Moored alongside the parent-ship, the submarine X-4 was filling her fuel-tanks with oil through a pipe-line, in preparation for the day's cruise and target-practice which I was to be lucky enough to witness. Two hundred fifty feet long, flat-decked and straight-stemmed, she looked, except for the lack of funnels, much more like a surface-going torpedo-boat than the landsman's conventional idea of a submarine.

"I thought she would be cigar-shaped," I said as we went on board.

"She is underneath," answered Lieutenant Scope. "What you see is only a light-weight superstructure or false hull built

over the real one. See those holes in the superstructure, just above the water line? They are to flood it with whenever we submerge; otherwise the water pressure would crush in these thin steel plates like veneering. But the superstructure makes us much more seaworthy for surface work, gives us a certain amount of deckroom, and stowage-space for various useful articles."

Part of the deck rose straight into the air, like the top of a freight-elevator coming up through the sidewalk. Beneath the canopy thus formed was a short-barreled, three-inch gun.

“Fires a twelve-pound shell, like the field-pieces the landingparties take ashore from the battleships," explained the naval officer, as he trained the vicious-looking little cannon all around the compass. "Small enough to be handy, big enough to sink any merchant ship afloat, or smash anything that flies." Here he pointed the muzzle straight up as if gunning for hostile aeroplanes.

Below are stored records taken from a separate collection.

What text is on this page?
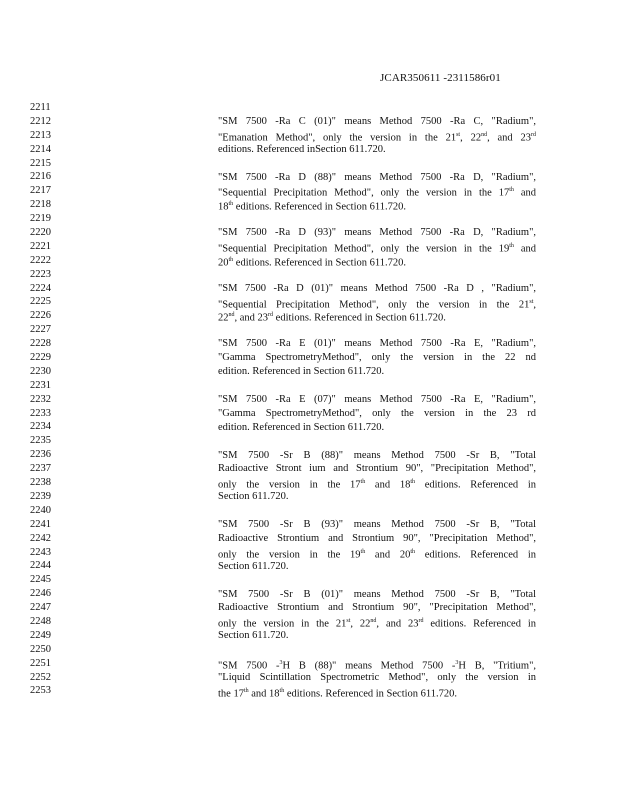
JCAR350611 -2311586r01
2211
2212
2213
2214
2215
2216
2217
2218
2219
2220
2221
2222
2223
2224
2225
2226
2227
2228
2229
2230
2231
2232
2233
2234
2235
2236
2237
2238
2239
2240
2241
2242
2243
2244
2245
2246
2247
2248
2249
2250
2251
2252
2253
"SM 7500 -Ra C (01)" means Method 7500 -Ra C, "Radium",
"Emanation Method", only the version in the 21st, 22nd, and 23rd
editions. Referenced inSection 611.720.
"SM 7500 -Ra D (88)" means Method 7500 -Ra D, "Radium",
"Sequential Precipitation Method", only the version in the 17th and
18th editions. Referenced in Section 611.720.
"SM 7500 -Ra D (93)" means Method 7500 -Ra D, "Radium",
"Sequential Precipitation Method", only the version in the 19th and
20th editions. Referenced in Section 611.720.
"SM 7500 -Ra D (01)" means Method 7500 -Ra D , "Radium",
"Sequential Precipitation Method", only the version in the 21st,
22nd, and 23rd editions. Referenced in Section 611.720.
"SM 7500 -Ra E (01)" means Method 7500 -Ra E, "Radium",
"Gamma SpectrometryMethod", only the version in the 22 nd
edition. Referenced in Section 611.720.
"SM 7500 -Ra E (07)" means Method 7500 -Ra E, "Radium",
"Gamma SpectrometryMethod", only the version in the 23 rd
edition. Referenced in Section 611.720.
"SM 7500 -Sr B (88)" means Method 7500 -Sr B, "Total
Radioactive Stront ium and Strontium 90", "Precipitation Method",
only the version in the 17th and 18th editions. Referenced in
Section 611.720.
"SM 7500 -Sr B (93)" means Method 7500 -Sr B, "Total
Radioactive Strontium and Strontium 90", "Precipitation Method",
only the version in the 19th and 20th editions. Referenced in
Section 611.720.
"SM 7500 -Sr B (01)" means Method 7500 -Sr B, "Total
Radioactive Strontium and Strontium 90", "Precipitation Method",
only the version in the 21st, 22nd, and 23rd editions. Referenced in
Section 611.720.
"SM 7500 -$^3$H B (88)" means Method 7500 -$^3$H B, "Tritium",
"Liquid Scintillation Spectrometric Method", only the version in
the 17th and 18th editions. Referenced in Section 611.720.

"And please observe," he concluded, as the gun sank into its lair again, “how that armored hatch-cover protects the gun-crew from shrapnel or falling bombs."

"She isn't a submarine at all," I replied presently, as the X-4 swept on down the coast at a good twenty-two knots, her foredeck buried in foam and the sea-breeze singing through the antennæ of her wireless. "She's nothing but a big motorboat."

"And she has some big motors," replied the lieutenant. "Better step below and have a look at them."

I went down through the open hatchway to the interior of the boat and aft to the engine-room. There I found two long, manycylindered oil-engines of strange design, presided over by a big blond engineer whose grease-spotted dungarees gave no hint of his rating.

"What kind of machines are these?" I shouted above the roar of the engines. "And why do you need two of them?" "Diesel heavy-oil engines," he answered. "One for each propeller."

"What is the difference between one of these and the gasoline engine of a motor-car? I know a little about that."